Назавтра, когда Кэразерс спозаранку вышел из дому — в восемь ему надо было быть уже на пароходе,— его ждал Альберт с машиной. На нем были парусиновые брюки, трикотажная нижняя рубашка и берет, какие носят баски. Чемоданы лежали на заднем сиденье. Кэразерс повернулся к дворецкому. — Положите мои вещи рядом с шофером,— сказал он.— Я сяду сзади. Альберт промолчал. Кэразерс сел, и машина тронулась. Когда приехали в порт, к ним подбежали носильщики. Альберт вышел из машины. Кэразерс посмотрел на него с высоты своего роста. — Вам незачем провожать меня на борт.
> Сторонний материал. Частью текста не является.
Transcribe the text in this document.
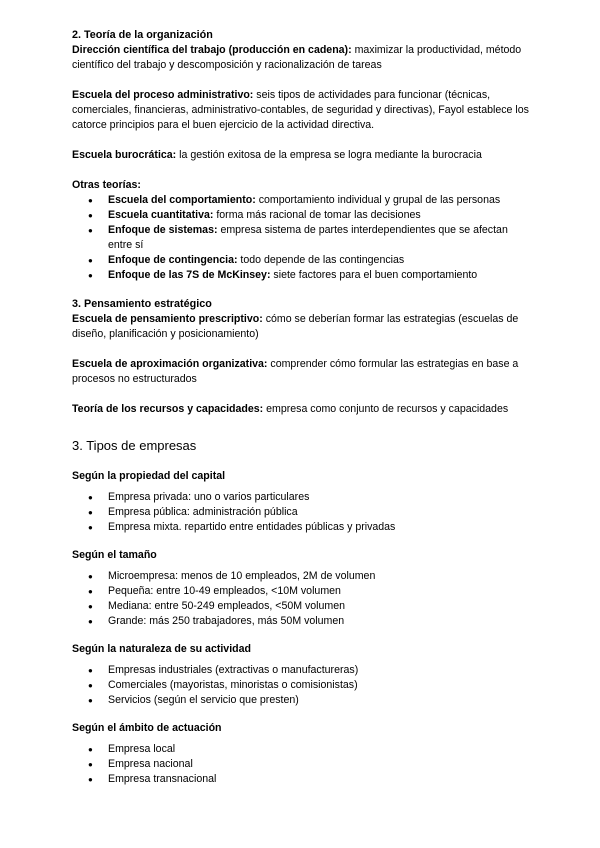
2. Teoría de la organización

Dirección científica del trabajo (producción en cadena): maximizar la productividad, método científico del trabajo y descomposición y racionalización de tareas

Escuela del proceso administrativo: seis tipos de actividades para funcionar (técnicas, comerciales, financieras, administrativo-contables, de seguridad y directivas), Fayol establece los catorce principios para el buen ejercicio de la actividad directiva.

Escuela burocrática: la gestión exitosa de la empresa se logra mediante la burocracia

Otras teorías:

● Escuela del comportamiento: comportamiento individual y grupal de las personas
● Escuela cuantitativa: forma más racional de tomar las decisiones
● Enfoque de sistemas: empresa sistema de partes interdependientes que se afectan entre sí
● Enfoque de contingencia: todo depende de las contingencias
● Enfoque de las 7S de McKinsey: siete factores para el buen comportamiento

3. Pensamiento estratégico

Escuela de pensamiento prescriptivo: cómo se deberían formar las estrategias (escuelas de diseño, planificación y posicionamiento)

Escuela de aproximación organizativa: comprender cómo formular las estrategias en base a procesos no estructurados

Teoría de los recursos y capacidades: empresa como conjunto de recursos y capacidades

3. Tipos de empresas

Según la propiedad del capital

● Empresa privada: uno o varios particulares
● Empresa pública: administración pública
● Empresa mixta. repartido entre entidades públicas y privadas

Según el tamaño

● Microempresa: menos de 10 empleados, 2M de volumen
● Pequeña: entre 10-49 empleados, <10M volumen
● Mediana: entre 50-249 empleados, <50M volumen
● Grande: más 250 trabajadores, más 50M volumen

Según la naturaleza de su actividad

● Empresas industriales (extractivas o manufactureras)
● Comerciales (mayoristas, minoristas o comisionistas)
● Servicios (según el servicio que presten)

Según el ámbito de actuación

● Empresa local
● Empresa nacional
● Empresa transnacional
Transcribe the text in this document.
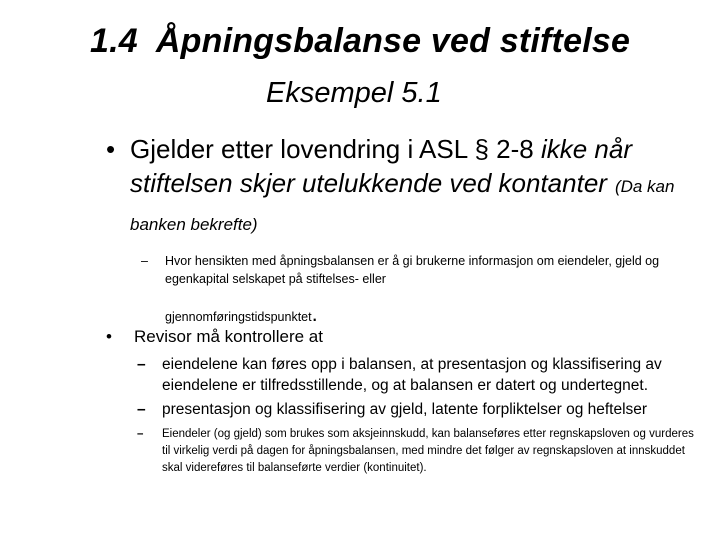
1.4 Åpningsbalanse ved stiftelse
Eksempel 5.1
• Gjelder etter lovendring i ASL § 2-8 ikke når stiftelsen skjer utelukkende ved kontanter (Da kan banken bekrefte)
– Hvor hensikten med åpningsbalansen er å gi brukerne informasjon om eiendeler, gjeld og egenkapital selskapet på stiftelses- eller
gjennomføringstidspunktet.
• Revisor må kontrollere at
– eiendelene kan føres opp i balansen, at presentasjon og klassifisering av eiendelene er tilfredsstillende, og at balansen er datert og undertegnet.
– presentasjon og klassifisering av gjeld, latente forpliktelser og heftelser
– Eiendeler (og gjeld) som brukes som aksjeinnskudd, kan balanseføres etter regnskapsloven og vurderes til virkelig verdi på dagen for åpningsbalansen, med mindre det følger av regnskapsloven at innskuddet skal videreføres til balanseførte verdier (kontinuitet).
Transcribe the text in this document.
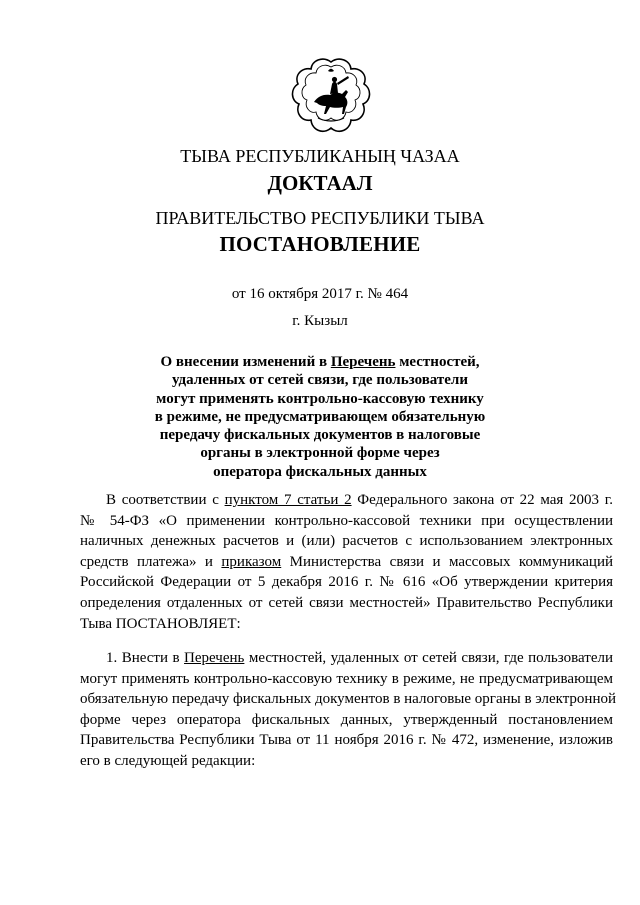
ТЫВА РЕСПУБЛИКАНЫҢ ЧАЗАА
ДОКТААЛ
ПРАВИТЕЛЬСТВО РЕСПУБЛИКИ ТЫВА
ПОСТАНОВЛЕНИЕ
от 16 октября 2017 г. № 464
г. Кызыл
О внесении изменений в Перечень местностей,
удаленных от сетей связи, где пользователи
могут применять контрольно-кассовую технику
в режиме, не предусматривающем обязательную
передачу фискальных документов в налоговые
органы в электронной форме через
оператора фискальных данных
В соответствии с пунктом 7 статьи 2 Федерального закона от 22 мая 2003 г.
№ 54-ФЗ «О применении контрольно-кассовой техники при осуществлении
наличных денежных расчетов и (или) расчетов с использованием электронных
средств платежа» и приказом Министерства связи и массовых коммуникаций
Российской Федерации от 5 декабря 2016 г. № 616 «Об утверждении критерия
определения отдаленных от сетей связи местностей» Правительство Республики
Тыва ПОСТАНОВЛЯЕТ:
1. Внести в Перечень местностей, удаленных от сетей связи, где пользователи
могут применять контрольно-кассовую технику в режиме, не предусматривающем
обязательную передачу фискальных документов в налоговые органы в электронной
форме через оператора фискальных данных, утвержденный постановлением
Правительства Республики Тыва от 11 ноября 2016 г. № 472, изменение, изложив
его в следующей редакции:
Я прекрасно справлюсь сам. Вот ваши чаевые. И он протянул бумажку в пять фунтов. Альберт густо покраснел. Застигнутый врасплох, он бы рад был отказаться, да не знал, как это сделать, и сказалась многолетняя привычка к подобострастию. Может быть, он и сам не знал, как у него вырвалось: — Благодарю вас, сэр. Кэразерс сухо кивнул ему и пошел прочь. Он заставил любовника Бетти сказать ему «сэр». Как будто ударил ее с размаху по смеющимся губам и швырнул в лицо позорное слово. И это наполнило его горьким удовлетворением.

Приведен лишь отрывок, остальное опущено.